Learning Feature Matching via Matchable Keypoint-Assisted Graph Neural Network

paper_url: http://arxiv.org/abs/2307.01447
repo_url: None
paper_authors: Zizhuo Li, Jiayi Ma
for: 提高计算机视觉中的特征匹配精度和效率，特别是在相机转换、基本矩阵估计和视觉地标 tasks 上。
methods: 我们提出了一种快速准确的 MaKeGNN 模型，它使用了稀疏注意力机制来缺省非重复的关键点，并通过匹配关键点来导引有意义的信息传递。
results: 我们在相机转换、基本矩阵估计和视觉地标 tasks 上达到了领先的性能，同时减少了计算和内存复杂度。

Abstract
Accurately matching local features between a pair of images is a challenging computer vision task. Previous studies typically use attention based graph neural networks (GNNs) with fully-connected graphs over keypoints within/across images for visual and geometric information reasoning. However, in the context of feature matching, considerable keypoints are non-repeatable due to occlusion and failure of the detector, and thus irrelevant for message passing. The connectivity with non-repeatable keypoints not only introduces redundancy, resulting in limited efficiency, but also interferes with the representation aggregation process, leading to limited accuracy. Targeting towards high accuracy and efficiency, we propose MaKeGNN, a sparse attention-based GNN architecture which bypasses non-repeatable keypoints and leverages matchable ones to guide compact and meaningful message passing. More specifically, our Bilateral Context-Aware Sampling Module first dynamically samples two small sets of well-distributed keypoints with high matchability scores from the image pair. Then, our Matchable Keypoint-Assisted Context Aggregation Module regards sampled informative keypoints as message bottlenecks and thus constrains each keypoint only to retrieve favorable contextual information from intra- and inter- matchable keypoints, evading the interference of irrelevant and redundant connectivity with non-repeatable ones. Furthermore, considering the potential noise in initial keypoints and sampled matchable ones, the MKACA module adopts a matchability-guided attentional aggregation operation for purer data-dependent context propagation. By these means, we achieve the state-of-the-art performance on relative camera estimation, fundamental matrix estimation, and visual localization, while significantly reducing computational and memory complexity compared to typical attentional GNNs.

摘要
通过快速匹配本地特征点，计算机视觉任务中的一个挑战是准确地匹配两个图像中的特征点。先前的研究通常使用注意力基于图像内部/ между图像的全连接图 neural networks (GNNs) 进行视觉和几何信息的推理。然而，在特征匹配任务中，许多特征点是不可重复的，这些特征点由遮挡和检测器失败所致，因此对信息传递无关。与非重复的特征点连接不仅引入纠续，导致效率有限，而且干扰归纳表达过程，从而限制准确性。为了实现高精度和效率，我们提出了MaKeGNN，一种稀缺注意力基于GNN架构。MaKeGNN通过快速匹配特征点来导引有效的信息传递。更加详细地说，我们的双边上下文感知抽取模块首先在图像对中动态选择了一小集well-distributed的高匹配分数的特征点。然后，我们的匹配点协助上下文聚合模块将这些有用的特征点作为信道瓶颈，限制每个特征点只能从匹配的内部和外部匹配点中 retrieve 有利的上下文信息，避免与非匹配的非重复连接干扰信息传递。此外，为了避免初始特征点和抽取的匹配点中的噪音，MKACA模块采用了匹配性指导的注意力聚合操作，以保证数据依赖关系的纯净传递。通过这些手段，我们实现了相对摄像头估算、基本矩阵估算和视觉地理位置估算的状态 искусственный情况，同时显著降低了通常的注意力GNNs的计算和内存复杂性。

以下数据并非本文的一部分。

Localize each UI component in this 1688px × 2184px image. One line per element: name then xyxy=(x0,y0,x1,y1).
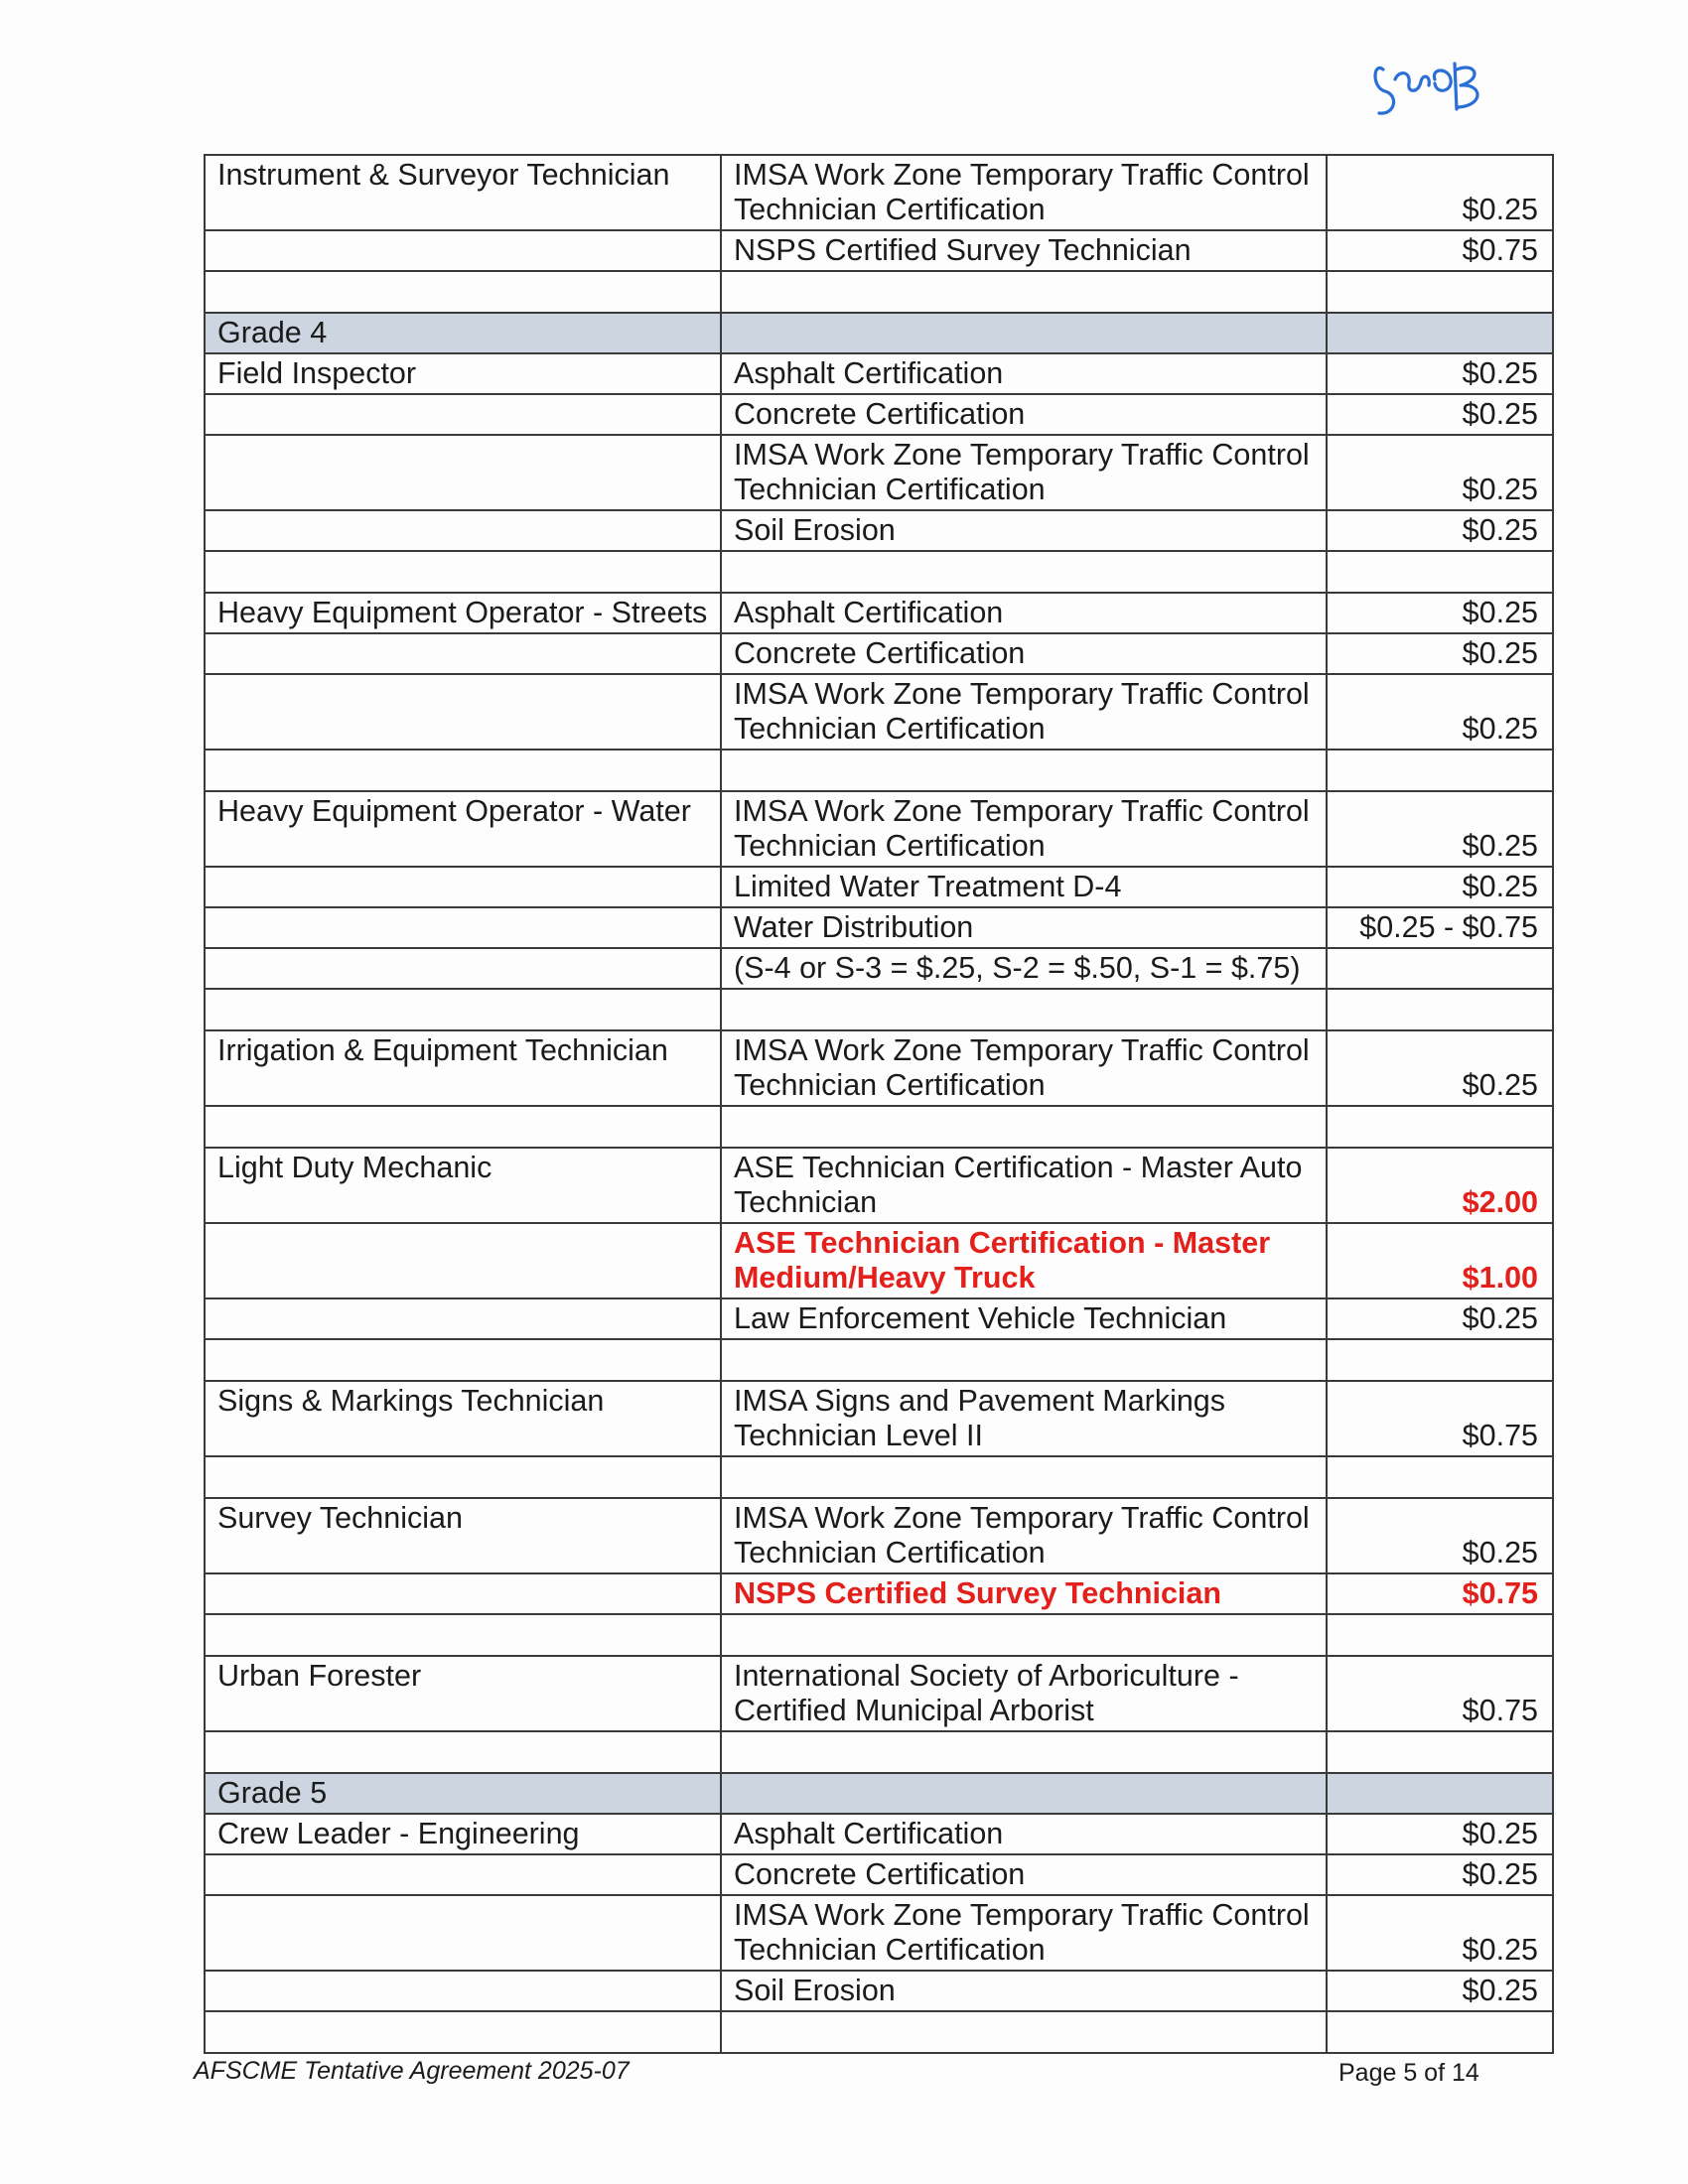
grade-band-cell xyxy=(721,313,1327,353)
pay-amount-cell xyxy=(1327,1456,1553,1498)
job-title-cell xyxy=(205,1971,721,2011)
certification-cell: (S-4 or S-3 = $.25, S-2 = $.50, S-1 = $.75) xyxy=(721,948,1327,989)
grade-label: Grade 4 xyxy=(205,313,721,353)
job-title-cell: Field Inspector xyxy=(205,353,721,394)
pay-amount-cell: $0.75 xyxy=(1327,230,1553,271)
pay-amount-cell: $0.25 xyxy=(1327,435,1553,510)
certification-cell: Limited Water Treatment D-4 xyxy=(721,867,1327,907)
job-title-cell: Light Duty Mechanic xyxy=(205,1148,721,1223)
grade-header-row xyxy=(205,1773,1553,1814)
pay-amount-cell: $0.25 xyxy=(1327,867,1553,907)
certification-cell: ASE Technician Certification - Master Medium/Heavy Truck xyxy=(721,1223,1327,1298)
job-title-cell: Irrigation & Equipment Technician xyxy=(205,1030,721,1106)
certification-cell: IMSA Work Zone Temporary Traffic Control Technician Certification xyxy=(721,435,1327,510)
job-title-cell xyxy=(205,2011,721,2053)
table-row xyxy=(205,633,1553,674)
pay-amount-cell: $0.25 xyxy=(1327,155,1553,230)
job-title-cell xyxy=(205,1731,721,1773)
pay-amount-cell: $0.25 xyxy=(1327,593,1553,633)
table-row xyxy=(205,674,1553,750)
certification-cell xyxy=(721,1731,1327,1773)
certification-cell: Soil Erosion xyxy=(721,1971,1327,2011)
table-row xyxy=(205,1498,1553,1573)
job-title-cell xyxy=(205,1339,721,1381)
job-title-cell: Heavy Equipment Operator - Streets xyxy=(205,593,721,633)
certification-cell: IMSA Work Zone Temporary Traffic Control Technician Certification xyxy=(721,155,1327,230)
table-row xyxy=(205,1656,1553,1731)
job-title-cell xyxy=(205,1573,721,1614)
grade-band-cell xyxy=(1327,1773,1553,1814)
job-title-cell xyxy=(205,989,721,1030)
pay-amount-cell: $1.00 xyxy=(1327,1223,1553,1298)
pay-amount-cell: $0.25 xyxy=(1327,1498,1553,1573)
table-row xyxy=(205,948,1553,989)
pay-amount-cell: $0.25 xyxy=(1327,1895,1553,1971)
table-row xyxy=(205,1854,1553,1895)
table-row xyxy=(205,155,1553,230)
pay-amount-cell: $0.25 xyxy=(1327,1971,1553,2011)
spacer-row xyxy=(205,1339,1553,1381)
job-title-cell xyxy=(205,867,721,907)
pay-amount-cell: $0.25 xyxy=(1327,394,1553,435)
job-title-cell: Urban Forester xyxy=(205,1656,721,1731)
pay-amount-cell: $0.25 xyxy=(1327,791,1553,867)
pay-amount-cell xyxy=(1327,1731,1553,1773)
job-title-cell: Signs & Markings Technician xyxy=(205,1381,721,1456)
table-row xyxy=(205,1971,1553,2011)
grade-band-cell xyxy=(1327,313,1553,353)
certification-cell: IMSA Signs and Pavement Markings Technician Level II xyxy=(721,1381,1327,1456)
spacer-row xyxy=(205,1731,1553,1773)
certification-cell: Law Enforcement Vehicle Technician xyxy=(721,1298,1327,1339)
footer-document-title: AFSCME Tentative Agreement 2025-07 xyxy=(194,2057,630,2085)
certification-cell xyxy=(721,1106,1327,1148)
footer-page-number: Page 5 of 14 xyxy=(1338,2059,1479,2087)
table-row xyxy=(205,435,1553,510)
table-row xyxy=(205,394,1553,435)
job-title-cell xyxy=(205,510,721,551)
certification-pay-table xyxy=(204,154,1554,2054)
certification-cell: ASE Technician Certification - Master Auto Technician xyxy=(721,1148,1327,1223)
job-title-cell: Crew Leader - Engineering xyxy=(205,1814,721,1854)
job-title-cell xyxy=(205,1456,721,1498)
job-title-cell xyxy=(205,907,721,948)
grade-band-cell xyxy=(721,1773,1327,1814)
spacer-row xyxy=(205,2011,1553,2053)
job-title-cell xyxy=(205,551,721,593)
certification-cell: IMSA Work Zone Temporary Traffic Control Technician Certification xyxy=(721,791,1327,867)
pay-amount-cell: $0.25 xyxy=(1327,1814,1553,1854)
table-row xyxy=(205,907,1553,948)
pay-amount-cell: $0.25 xyxy=(1327,1298,1553,1339)
spacer-row xyxy=(205,989,1553,1030)
table-row xyxy=(205,867,1553,907)
table-row xyxy=(205,1223,1553,1298)
table-row xyxy=(205,1573,1553,1614)
certification-cell: Concrete Certification xyxy=(721,633,1327,674)
certification-cell: IMSA Work Zone Temporary Traffic Control Technician Certification xyxy=(721,1030,1327,1106)
certification-cell xyxy=(721,750,1327,791)
table-row xyxy=(205,1298,1553,1339)
job-title-cell xyxy=(205,1223,721,1298)
table-row xyxy=(205,1030,1553,1106)
spacer-row xyxy=(205,1614,1553,1656)
certification-cell: Asphalt Certification xyxy=(721,593,1327,633)
pay-amount-cell: $0.25 xyxy=(1327,1854,1553,1895)
job-title-cell xyxy=(205,674,721,750)
job-title-cell xyxy=(205,394,721,435)
job-title-cell xyxy=(205,435,721,510)
job-title-cell xyxy=(205,1106,721,1148)
job-title-cell xyxy=(205,948,721,989)
certification-cell: Water Distribution xyxy=(721,907,1327,948)
pay-amount-cell xyxy=(1327,948,1553,989)
grade-label: Grade 5 xyxy=(205,1773,721,1814)
job-title-cell xyxy=(205,1854,721,1895)
job-title-cell xyxy=(205,1298,721,1339)
pay-amount-cell: $2.00 xyxy=(1327,1148,1553,1223)
certification-cell xyxy=(721,2011,1327,2053)
job-title-cell xyxy=(205,1895,721,1971)
table-row xyxy=(205,1148,1553,1223)
certification-cell: Soil Erosion xyxy=(721,510,1327,551)
pay-amount-cell xyxy=(1327,1339,1553,1381)
certification-cell xyxy=(721,989,1327,1030)
job-title-cell xyxy=(205,271,721,313)
pay-amount-cell: $0.25 xyxy=(1327,674,1553,750)
certification-cell: IMSA Work Zone Temporary Traffic Control Technician Certification xyxy=(721,1498,1327,1573)
pay-amount-cell: $0.25 xyxy=(1327,1030,1553,1106)
table-row xyxy=(205,791,1553,867)
table-row xyxy=(205,510,1553,551)
certification-cell: Asphalt Certification xyxy=(721,1814,1327,1854)
grade-header-row xyxy=(205,313,1553,353)
table-row xyxy=(205,230,1553,271)
certification-cell xyxy=(721,1614,1327,1656)
certification-cell: International Society of Arboriculture - Certified Municipal Arborist xyxy=(721,1656,1327,1731)
job-title-cell: Instrument & Surveyor Technician xyxy=(205,155,721,230)
table-row xyxy=(205,1814,1553,1854)
pay-amount-cell: $0.25 xyxy=(1327,353,1553,394)
pay-amount-cell xyxy=(1327,1106,1553,1148)
pay-amount-cell xyxy=(1327,1614,1553,1656)
pay-amount-cell: $0.25 - $0.75 xyxy=(1327,907,1553,948)
pay-amount-cell xyxy=(1327,551,1553,593)
handwritten-initials xyxy=(1365,40,1494,129)
job-title-cell: Survey Technician xyxy=(205,1498,721,1573)
certification-cell xyxy=(721,1339,1327,1381)
pay-amount-cell: $0.25 xyxy=(1327,633,1553,674)
spacer-row xyxy=(205,1456,1553,1498)
job-title-cell: Heavy Equipment Operator - Water xyxy=(205,791,721,867)
job-title-cell xyxy=(205,633,721,674)
job-title-cell xyxy=(205,750,721,791)
certification-cell: Asphalt Certification xyxy=(721,353,1327,394)
table-row xyxy=(205,1895,1553,1971)
certification-cell: Concrete Certification xyxy=(721,394,1327,435)
certification-cell: NSPS Certified Survey Technician xyxy=(721,230,1327,271)
table-row xyxy=(205,1381,1553,1456)
certification-cell: IMSA Work Zone Temporary Traffic Control Technician Certification xyxy=(721,674,1327,750)
spacer-row xyxy=(205,271,1553,313)
job-title-cell xyxy=(205,230,721,271)
certification-cell: NSPS Certified Survey Technician xyxy=(721,1573,1327,1614)
pay-amount-cell: $0.25 xyxy=(1327,510,1553,551)
pay-amount-cell xyxy=(1327,989,1553,1030)
pay-amount-cell xyxy=(1327,750,1553,791)
certification-cell: IMSA Work Zone Temporary Traffic Control Technician Certification xyxy=(721,1895,1327,1971)
job-title-cell xyxy=(205,1614,721,1656)
table-row xyxy=(205,593,1553,633)
spacer-row xyxy=(205,551,1553,593)
pay-amount-cell: $0.75 xyxy=(1327,1381,1553,1456)
certification-cell xyxy=(721,1456,1327,1498)
pay-amount-cell xyxy=(1327,271,1553,313)
pay-amount-cell xyxy=(1327,2011,1553,2053)
spacer-row xyxy=(205,750,1553,791)
pay-amount-cell: $0.75 xyxy=(1327,1656,1553,1731)
certification-cell xyxy=(721,271,1327,313)
table-row xyxy=(205,353,1553,394)
certification-cell xyxy=(721,551,1327,593)
spacer-row xyxy=(205,1106,1553,1148)
pay-amount-cell: $0.75 xyxy=(1327,1573,1553,1614)
certification-cell: Concrete Certification xyxy=(721,1854,1327,1895)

Continual Learning in Open-vocabulary Classification with Complementary Memory Systems

paper_url: http://arxiv.org/abs/2307.01430
repo_url: None
paper_authors: Zhen Zhu, Weijie Lyu, Yao Xiao, Derek Hoiem
for: 这paper是为了解决开放词汇图像分类 tasks中的灵活 continual learning问题， Drawing inspiration from human cognition的 complementary learning systems.
methods: 我们提出了一种”tree probe”方法， Which enables fast learning from new examples with competitive accuracy to batch-trained linear models. We also propose a method to combine predictions from a CLIP zero-shot model and the exemplar-based model, using the zero-shot estimated probability that a sample’s class is within any of the exemplar classes.
results: Our proposed method achieves a good balance of learning speed, target task effectiveness, and zero-shot effectiveness in data incremental, class incremental, and task incremental settings, as well as ability to perform flexible inference on varying subsets of zero-shot and learned categories.

Abstract
We introduce a method for flexible continual learning in open-vocabulary image classification, drawing inspiration from the complementary learning systems observed in human cognition. We propose a "tree probe" method, an adaption of lazy learning principles, which enables fast learning from new examples with competitive accuracy to batch-trained linear models. Further, we propose a method to combine predictions from a CLIP zero-shot model and the exemplar-based model, using the zero-shot estimated probability that a sample's class is within any of the exemplar classes. We test in data incremental, class incremental, and task incremental settings, as well as ability to perform flexible inference on varying subsets of zero-shot and learned categories. Our proposed method achieves a good balance of learning speed, target task effectiveness, and zero-shot effectiveness.

摘要
我们介绍了一种可动的开放词汇图像分类方法， drawing inspiration from human cognition中的补偿学习系统。我们提出了“树触”方法，基于懒散学习原则，可以快速从新示例中学习，与批量训练的直线模型具有竞争性准确率。此外，我们提出了将CLIP零shot模型和 exemplar-based模型的预测结果组合使用，使用零shot估计概率是任何 exemplar类中的样本类别。我们在数据增量、类增量和任务增量设置下测试了我们的提议方法，以及在不同的零shot和学习类别上进行可变的测试。我们的提议方法实现了learner speed, target task effectiveness和零shot effectiveness的好 equilibrio。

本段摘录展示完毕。